Kant gave us the concepts of "phenomena" (objects perceived by our 5 senses) and "noumena" (objects which are "things-in-themselves", existing as essences beyond the reach of human perception). Hence the term "anti-Kantian" - for Abbey dreams of removing that bridge between subject and object, perceiver and perceived.
Paradox - because it's hardly possible to do this, as Abbey himself knows full well, except perhaps in transitory flashes of illumination and insight. Such experiences are beyond rational thought, beyond speech - yet Abbey, and all the rest of us, only have words at our disposal with which to attempt even an approximate description. (Perhaps music is a more suitable and direct medium.) It's a human need and necessity to describe, collate, measure and put in some sort of order the world around us - yet by doing these things we automatically create a verbal and mental division between ourselves and raw, unhumanized nature.
So Abbey can only "dream" of this "hard and brutal mysticism". Indeed, if it's achieved, it's a risky business, and he says he may end up compromising "everything human" in himself.

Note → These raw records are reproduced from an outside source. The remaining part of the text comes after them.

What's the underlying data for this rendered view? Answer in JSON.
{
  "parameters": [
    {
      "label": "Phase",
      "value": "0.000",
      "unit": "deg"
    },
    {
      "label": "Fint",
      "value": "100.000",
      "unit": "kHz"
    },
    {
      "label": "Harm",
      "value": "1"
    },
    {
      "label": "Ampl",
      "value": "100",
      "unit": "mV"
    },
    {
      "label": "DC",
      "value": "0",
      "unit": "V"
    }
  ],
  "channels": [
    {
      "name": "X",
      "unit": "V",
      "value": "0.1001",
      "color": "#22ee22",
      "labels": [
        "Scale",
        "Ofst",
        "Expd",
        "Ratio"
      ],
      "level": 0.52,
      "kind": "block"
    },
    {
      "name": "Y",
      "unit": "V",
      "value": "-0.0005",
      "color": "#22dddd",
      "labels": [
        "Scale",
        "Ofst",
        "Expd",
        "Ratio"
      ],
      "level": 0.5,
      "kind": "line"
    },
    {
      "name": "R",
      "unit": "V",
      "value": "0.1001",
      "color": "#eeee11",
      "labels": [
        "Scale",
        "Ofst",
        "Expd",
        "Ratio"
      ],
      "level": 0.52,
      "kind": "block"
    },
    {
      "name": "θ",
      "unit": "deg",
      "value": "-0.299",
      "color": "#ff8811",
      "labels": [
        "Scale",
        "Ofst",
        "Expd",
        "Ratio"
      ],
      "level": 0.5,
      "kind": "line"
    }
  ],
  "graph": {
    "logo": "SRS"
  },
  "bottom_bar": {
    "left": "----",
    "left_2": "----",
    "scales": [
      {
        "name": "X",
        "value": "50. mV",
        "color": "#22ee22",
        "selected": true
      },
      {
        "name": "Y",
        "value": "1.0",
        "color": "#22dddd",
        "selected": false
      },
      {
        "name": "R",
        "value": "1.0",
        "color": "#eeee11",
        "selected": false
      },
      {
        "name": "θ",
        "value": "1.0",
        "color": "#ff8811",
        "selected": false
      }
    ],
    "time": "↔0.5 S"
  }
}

The-Grizzled-But-Still-Incorrigible-Scribe-Himself! said...

When Forest Wisdom posted this same Abbey bit on his blog, I think I commented at some length—though I don't remember the earth moving afterwards. :-)

It is certainly a good example of Abbey writing as Abbey—desert mystic and cantankerous seeker. Since the publication of Desert Solitaire, I've read almost everything he wrote—from essays to novels to poetry, magazine articles, interviews. A few years ago, not too long after Abbey's death, I happened to be on a week-long publicity gig (publicity for a region, hosted by a state travel bureau) and spent a lot of time talking with a couple of people who knew Abbey fairly well.

Abbey seemed to always be both puzzle and paradox, as a writer and friend. To be honest, I'm never quite sure what to make of Abbey except that he was a fine writer with a distinct voice, who never made life easy on himself or those around him.

I think Abbey wanted to find and explore a reality beyond the conventional, to experience life and landscape at a level more fundamental than human understanding, and yet to "know" and retain afterwards. As you've pointed out, such a task is impossible. Just as it would be impossible for a baseball to "know" an eagle, it is equally impossible for a man to "know" beyond his human-ness. A "hard and brutal mysticism" is inherently a human ideal; our capacity is always limited, imprisoned, shaped by what and who we are and what we believe.

Loren said...

I bought Abbey's book after visiting the park where he wrote it.

The harsh beauty of the Arches National Park is a fit setting for the book. It's a necessary antidote to Walt Disney Nature Films that demand we see the natural world merely as extensions of ourselves, ignoring the reality that our species is seldom as sentimental as Disney's nature.

Raph G. Neckmann said...

Tall as I am (!) I think this is a bit over my head ... Maybe I'm a bit naive, but I prefer to contemplate kindness and gentleness.